The Islamic State’s presence in Africa’s remote, arid and sparsely populated regions may still appear to be merely surviving rather than thriving to its members and potential recruits.
“Although they are active in many African countries, they do not have the same kind of ideological veneration because there is a lot of history in the Arab world related to Islam,” Zelin said.
While the terrorist attack in Sydney was fatally successful, many more ISIS attacks have been thwarted by law enforcement as multinational engagement in the fight against terrorism grows stronger.

While observers said it is too early to say that the recent attacks amount to a resurgence of the group, there are two relatively recent changes that could help revive the group’s fortunes. The fall of Bashar al-Assad’s regime in Syria a year ago revived chaos in the country, providing a broader opportunity for the Islamic State.
When Syrian President Ahmed al-Sharaa — himself a former Islamist militant who once led an offshoot of Al Qaeda — joined the U.S.-led global coalition to defeat ISIS last month, it put a target on the back of the Syrian government.
Even before that, the attack claimed by ISIS on a church in Damascus that killed at least 25 people in June once again raised the Syrian authorities’ interest in the threat posed by ISIS.
Meanwhile, the group’s messaging has exploited Israel’s highly lethal war against Hamas in the Gaza Strip as a rallying cry for attacks against the West. Palestinian health officials say more than 70,000 people have been killed in the war.
Colin B said: “I think the conflict in Gaza has risen over the past two years,” said Clark, executive director of the Soufan Center, a New York-based security think tank. “It has brought in a larger group of people who are now consuming information that leads them very quickly through social media algorithms to extremist content.”
As much of the world gathers to celebrate religious holidays at the end of the year, Islamic State commandos — whether self-appointed or directed by its leadership — are also taking notice.

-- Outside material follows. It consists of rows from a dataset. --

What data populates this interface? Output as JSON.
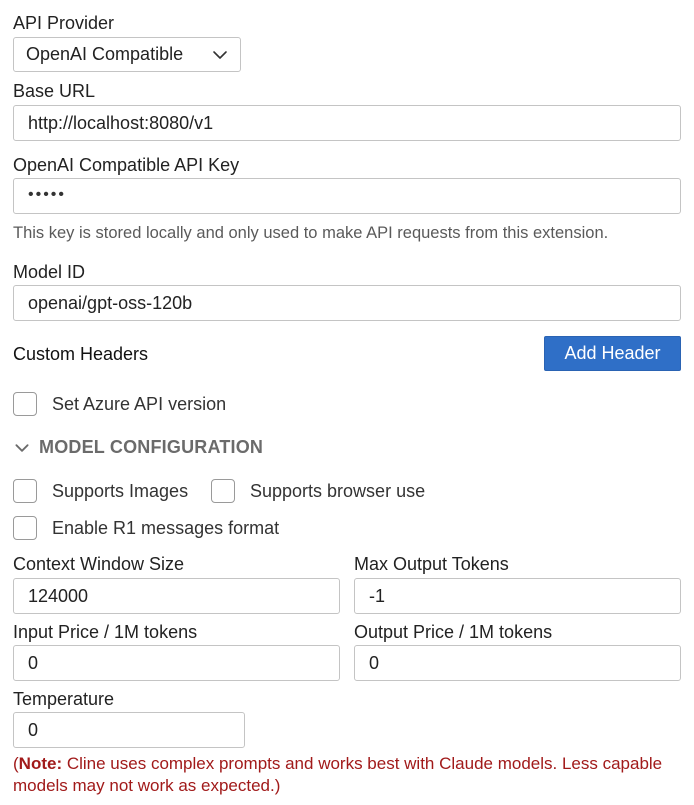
{
  "api_provider": {
    "label": "API Provider",
    "selected": "OpenAI Compatible",
    "icon": "chevron-down-icon"
  },
  "base_url": {
    "label": "Base URL",
    "value": "http://localhost:8080/v1"
  },
  "api_key": {
    "label": "OpenAI Compatible API Key",
    "value": "•••••",
    "hint": "This key is stored locally and only used to make API requests from this extension."
  },
  "model_id": {
    "label": "Model ID",
    "value": "openai/gpt-oss-120b"
  },
  "custom_headers": {
    "label": "Custom Headers",
    "add_button": "Add Header",
    "button_color": "#2f6fc7"
  },
  "azure": {
    "label": "Set Azure API version",
    "checked": false
  },
  "model_config": {
    "title": "MODEL CONFIGURATION",
    "icon": "chevron-down-icon",
    "supports_images": "Supports Images",
    "supports_browser": "Supports browser use",
    "r1_format": "Enable R1 messages format",
    "context_window": {
      "label": "Context Window Size",
      "value": "124000"
    },
    "max_output": {
      "label": "Max Output Tokens",
      "value": "-1"
    },
    "input_price": {
      "label": "Input Price / 1M tokens",
      "value": "0"
    },
    "output_price": {
      "label": "Output Price / 1M tokens",
      "value": "0"
    },
    "temperature": {
      "label": "Temperature",
      "value": "0"
    }
  },
  "note": {
    "prefix": "Note:",
    "text": " Cline uses complex prompts and works best with Claude models. Less capable models may not work as expected.",
    "color": "#a11a1a"
  }
}
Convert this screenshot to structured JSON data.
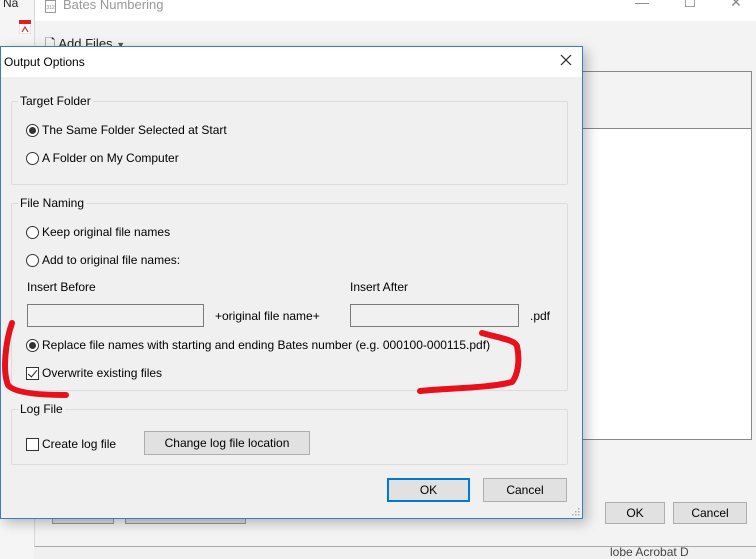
{
  "background_app": {
    "partial_label": "Na",
    "window_title": "Bates Numbering",
    "title_icon_text": "312",
    "window_controls": [
      "minimize",
      "maximize",
      "close"
    ],
    "toolbar": {
      "add_files_label": "Add Files"
    },
    "buttons": {
      "ok_label": "OK",
      "cancel_label": "Cancel"
    },
    "footer_text": "lobe Acrobat D"
  },
  "dialog": {
    "title": "Output Options",
    "target_folder": {
      "legend": "Target Folder",
      "options": [
        {
          "label": "The Same Folder Selected at Start",
          "checked": true
        },
        {
          "label": "A Folder on My Computer",
          "checked": false
        }
      ]
    },
    "file_naming": {
      "legend": "File Naming",
      "keep_original": {
        "label": "Keep original file names",
        "checked": false
      },
      "add_to_original": {
        "label": "Add to original file names:",
        "checked": false
      },
      "insert_before": {
        "label": "Insert Before",
        "value": ""
      },
      "middle_text": "+original file name+",
      "insert_after": {
        "label": "Insert After",
        "value": ""
      },
      "extension": ".pdf",
      "replace": {
        "label": "Replace file names with starting and ending Bates number (e.g. 000100-000115.pdf)",
        "checked": true
      },
      "overwrite": {
        "label": "Overwrite existing files",
        "checked": true
      }
    },
    "log_file": {
      "legend": "Log File",
      "create_log": {
        "label": "Create log file",
        "checked": false
      },
      "change_location_label": "Change log file location"
    },
    "buttons": {
      "ok_label": "OK",
      "cancel_label": "Cancel"
    }
  },
  "annotation": {
    "color": "#e8101a",
    "description": "red hand-drawn bracket highlighting the replace/overwrite options"
  }
}
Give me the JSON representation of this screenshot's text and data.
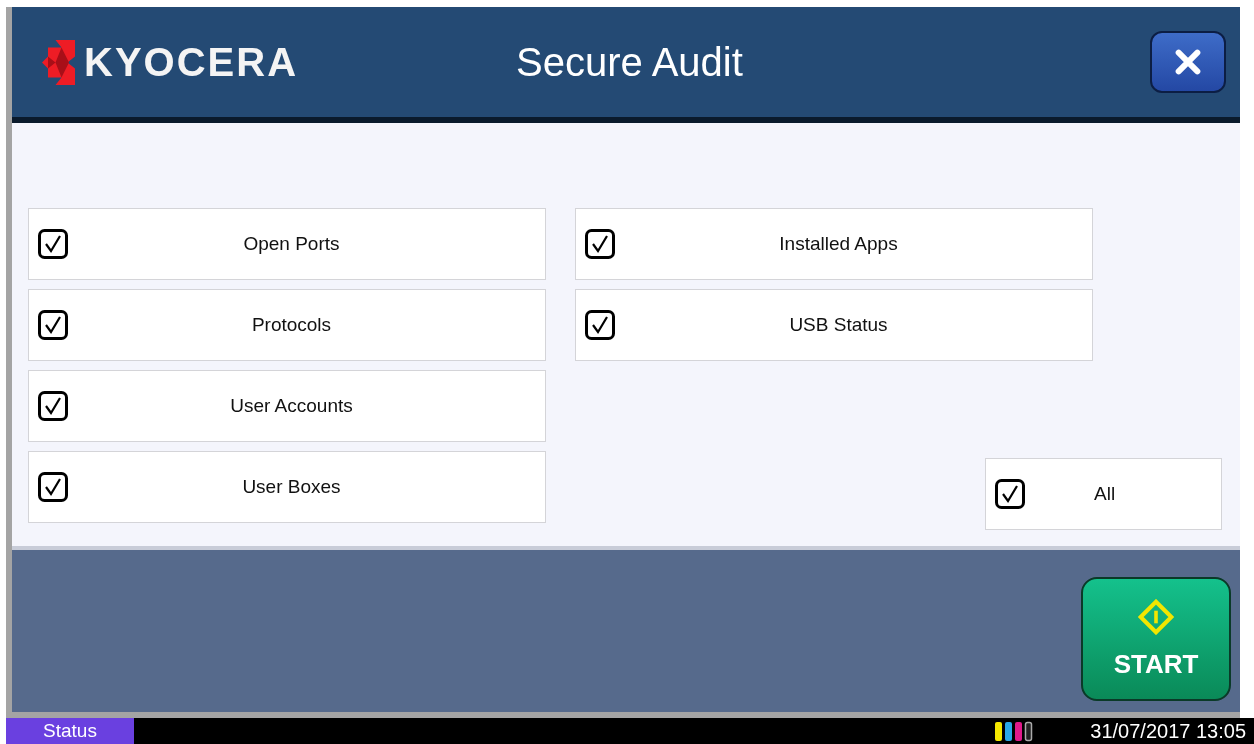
{
  "header": {
    "logo": "KYOCERA",
    "title": "Secure Audit"
  },
  "columns": [
    {
      "options": [
        {
          "label": "Open Ports",
          "checked": true
        },
        {
          "label": "Protocols",
          "checked": true
        },
        {
          "label": "User Accounts",
          "checked": true
        },
        {
          "label": "User Boxes",
          "checked": true
        }
      ]
    },
    {
      "options": [
        {
          "label": "Installed Apps",
          "checked": true
        },
        {
          "label": "USB Status",
          "checked": true
        }
      ]
    }
  ],
  "all_option": {
    "label": "All",
    "checked": true
  },
  "start_button": {
    "label": "START"
  },
  "status_bar": {
    "status_button": "Status",
    "datetime": "31/07/2017 13:05"
  }
}
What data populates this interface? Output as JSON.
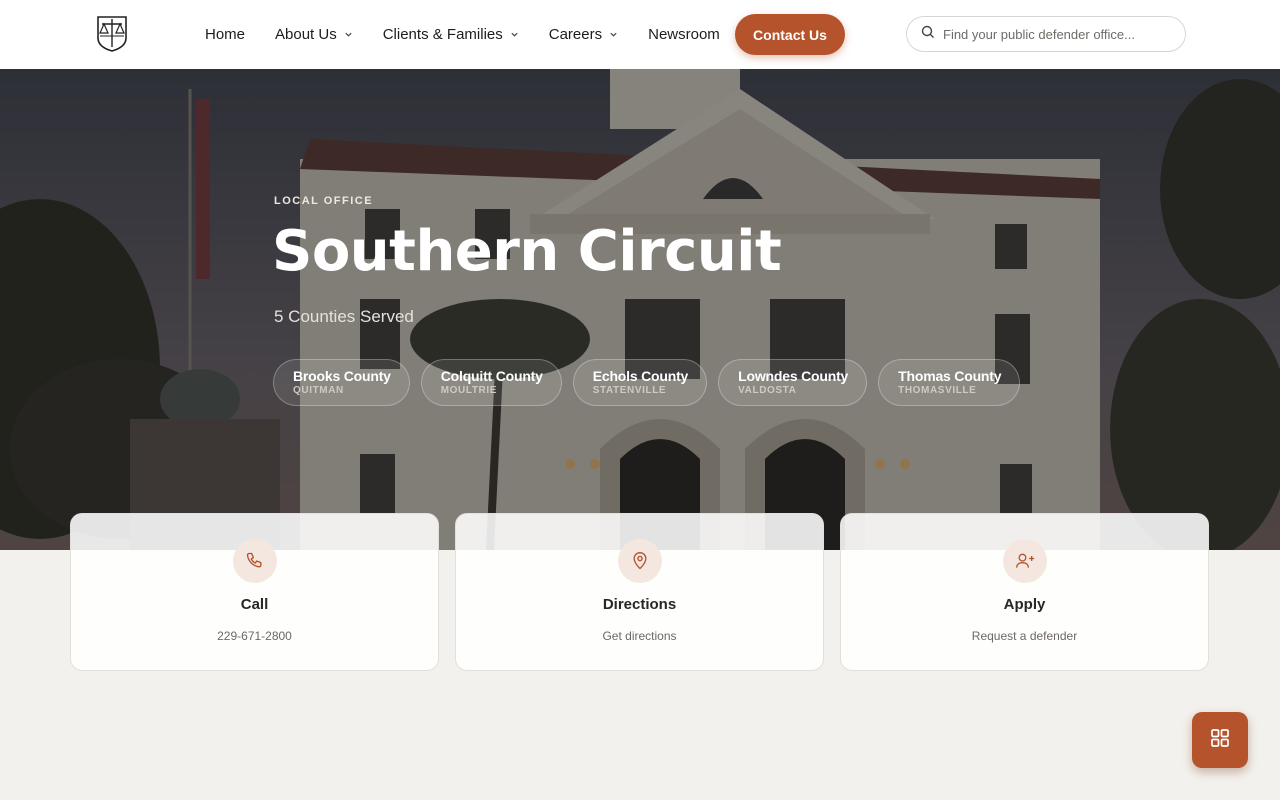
{
  "header": {
    "logo_icon": "scales-of-justice-logo",
    "nav": [
      {
        "label": "Home",
        "has_dropdown": false
      },
      {
        "label": "About Us",
        "has_dropdown": true
      },
      {
        "label": "Clients & Families",
        "has_dropdown": true
      },
      {
        "label": "Careers",
        "has_dropdown": true
      },
      {
        "label": "Newsroom",
        "has_dropdown": false
      }
    ],
    "contact_label": "Contact Us",
    "search_placeholder": "Find your public defender office..."
  },
  "hero": {
    "eyebrow": "LOCAL OFFICE",
    "title": "Southern Circuit",
    "subtitle": "5 Counties Served",
    "counties": [
      {
        "name": "Brooks County",
        "seat": "QUITMAN"
      },
      {
        "name": "Colquitt County",
        "seat": "MOULTRIE"
      },
      {
        "name": "Echols County",
        "seat": "STATENVILLE"
      },
      {
        "name": "Lowndes County",
        "seat": "VALDOSTA"
      },
      {
        "name": "Thomas County",
        "seat": "THOMASVILLE"
      }
    ]
  },
  "actions": [
    {
      "icon": "phone-icon",
      "title": "Call",
      "detail": "229-671-2800"
    },
    {
      "icon": "map-pin-icon",
      "title": "Directions",
      "detail": "Get directions"
    },
    {
      "icon": "user-plus-icon",
      "title": "Apply",
      "detail": "Request a defender"
    }
  ],
  "fab_icon": "grid-icon",
  "colors": {
    "accent": "#b4532c",
    "accent_light": "#f4e7e0",
    "page_bg": "#f3f1ed"
  }
}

The group has targeted religious celebrations in the past, and analysts have warned that another stunning attack against Christian, Jewish or Muslim targets could give the Islamic State the propaganda boost it needs for a more lethal and influential 2026.
“These are big times when they might try to do things,” Clark said. “If they can do things again quickly, that will be huge for them, because they haven’t been able to do things like this in years.”